The next step in making my choice would be to browse through the documentation of both libraries and see which had the more appealing api for my purposes.
Of the two, it looks like HsSyck exposes more structure but not much else, while yaml goes via the json encodings provided by aeson. This indicates to me that the former is probably more powerful while the latter is more convenient.
A simple example:
First you need a test.yml file:
db: /db.sql
limit: 100
Reading YAML in Haskell
{-# LANGUAGE DeriveGeneric #-}
import GHC.Generics
import Data.Yaml
data Config = Config { db :: String
, limit :: Int
} deriving (Show, Generic)
instance FromJSON Config
main :: IO ()
main = do
file <- decodeFile "test.yml" :: IO (Maybe Config)
putStrLn (maybe "Error" show file)
With yamlparse-applicative you can describe your YAML parser in a static analysis-friendly way, so you can get a description of the YAML format from a parser for free. I'm going to use Matthias Braun's example format for this one:
{-# LANGUAGE ApplicativeDo, RecordWildCards, OverloadedStrings #-}
import Data.Yaml
import Data.Aeson.Types (parse)
import YamlParse.Applicative
import Data.Map (Map)
import qualified Data.Text.IO as T
data MyType = MyType
{ stringsToStrings :: Map String String
, mapOfLists :: Map String [String]
} deriving Show
parseMyType :: YamlParser MyType
parseMyType = unnamedObjectParser $ do
stringsToStrings <- requiredField' "strings_to_strings"
mapOfLists <- requiredField' "map_of_lists"
pure MyType{..}
main :: IO ()
main = do
T.putStrLn $ prettyParserDoc parseMyType
yaml <- decodeFileThrow "config/example.yaml"
print $ parse (implementParser parseMyType) yaml
Note that main is able to print out a schema before even seeing an instance:
strings_to_strings: # required
<key>: <string>
map_of_lists: # required
<key>: - <string>
Success
(MyType
{ stringsToStrings = fromList
[ ("key_one","val_one")
, ("key_two","val_two")
]
, mapOfLists = fromList
[ ("key_one",["val_one","val_two","val_three"])
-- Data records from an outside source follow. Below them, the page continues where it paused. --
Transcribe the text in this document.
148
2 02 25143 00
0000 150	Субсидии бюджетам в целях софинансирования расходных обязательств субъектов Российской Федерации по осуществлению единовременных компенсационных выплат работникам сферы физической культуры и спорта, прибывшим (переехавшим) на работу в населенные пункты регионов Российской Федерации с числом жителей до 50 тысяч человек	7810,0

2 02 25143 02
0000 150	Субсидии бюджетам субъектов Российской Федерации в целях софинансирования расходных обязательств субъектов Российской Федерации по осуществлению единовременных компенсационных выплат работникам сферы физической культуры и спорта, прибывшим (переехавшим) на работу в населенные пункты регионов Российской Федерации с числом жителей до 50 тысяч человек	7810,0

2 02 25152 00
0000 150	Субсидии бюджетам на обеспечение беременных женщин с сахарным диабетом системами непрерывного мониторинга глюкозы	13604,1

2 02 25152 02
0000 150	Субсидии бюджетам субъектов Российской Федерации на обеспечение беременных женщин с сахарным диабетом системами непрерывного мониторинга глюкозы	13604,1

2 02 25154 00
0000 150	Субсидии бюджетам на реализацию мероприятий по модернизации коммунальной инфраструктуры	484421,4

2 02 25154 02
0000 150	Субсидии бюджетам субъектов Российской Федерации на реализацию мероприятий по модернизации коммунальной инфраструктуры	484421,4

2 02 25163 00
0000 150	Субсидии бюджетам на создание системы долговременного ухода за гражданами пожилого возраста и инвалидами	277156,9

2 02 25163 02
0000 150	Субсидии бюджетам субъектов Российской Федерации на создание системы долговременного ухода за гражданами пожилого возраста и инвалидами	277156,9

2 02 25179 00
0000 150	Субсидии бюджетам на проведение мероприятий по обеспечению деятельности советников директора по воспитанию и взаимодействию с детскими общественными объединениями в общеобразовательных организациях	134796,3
, ("key_two",["val_four","val_five"])
]
})
Here's how to parse specific objects from your YAML file using the yaml library.
Let's parse parts of this file, config/example.yaml:
# A map from strings to strings
strings_to_strings:
key_one: val_one
key_two: val_two
# A map from strings to list of strings
map_of_lists:
key_one:
- val_one
- val_two
- val_three
key_two:
- val_four
- val_five
# We won't parse this
not_for: us
This module parses strings_to_strings and map_of_lists individually and puts them into a custom record, MyType:
{-# Language OverloadedStrings, LambdaCase #-}
module YamlTests where
import Data.Yaml ( decodeFileEither
, (.:)
, parseEither
, prettyPrintParseException
)
import Data.Map ( Map )
import Control.Applicative ( (<$>) )
import System.FilePath ( FilePath
, (</>)
)
data MyType = MyType {stringsToStrings :: Map String String,
mapOfLists :: Map String [String]} deriving Show
type ErrorMsg = String
readMyType :: FilePath -> IO (Either ErrorMsg MyType)
readMyType file =
(\case
(Right yamlObj) -> do
stringsToStrings <- parseEither (.: "strings_to_strings") yamlObj
mapOfLists <- parseEither (.: "map_of_lists") yamlObj
return $ MyType stringsToStrings mapOfLists
(Left exception) -> Left $ prettyPrintParseException exception
)
<$> decodeFileEither file
yamlTest = do
parsedValue <- readMyType $ "config" </> "example.yaml"
print parsedValue
Run yamlTest to see the parsing result.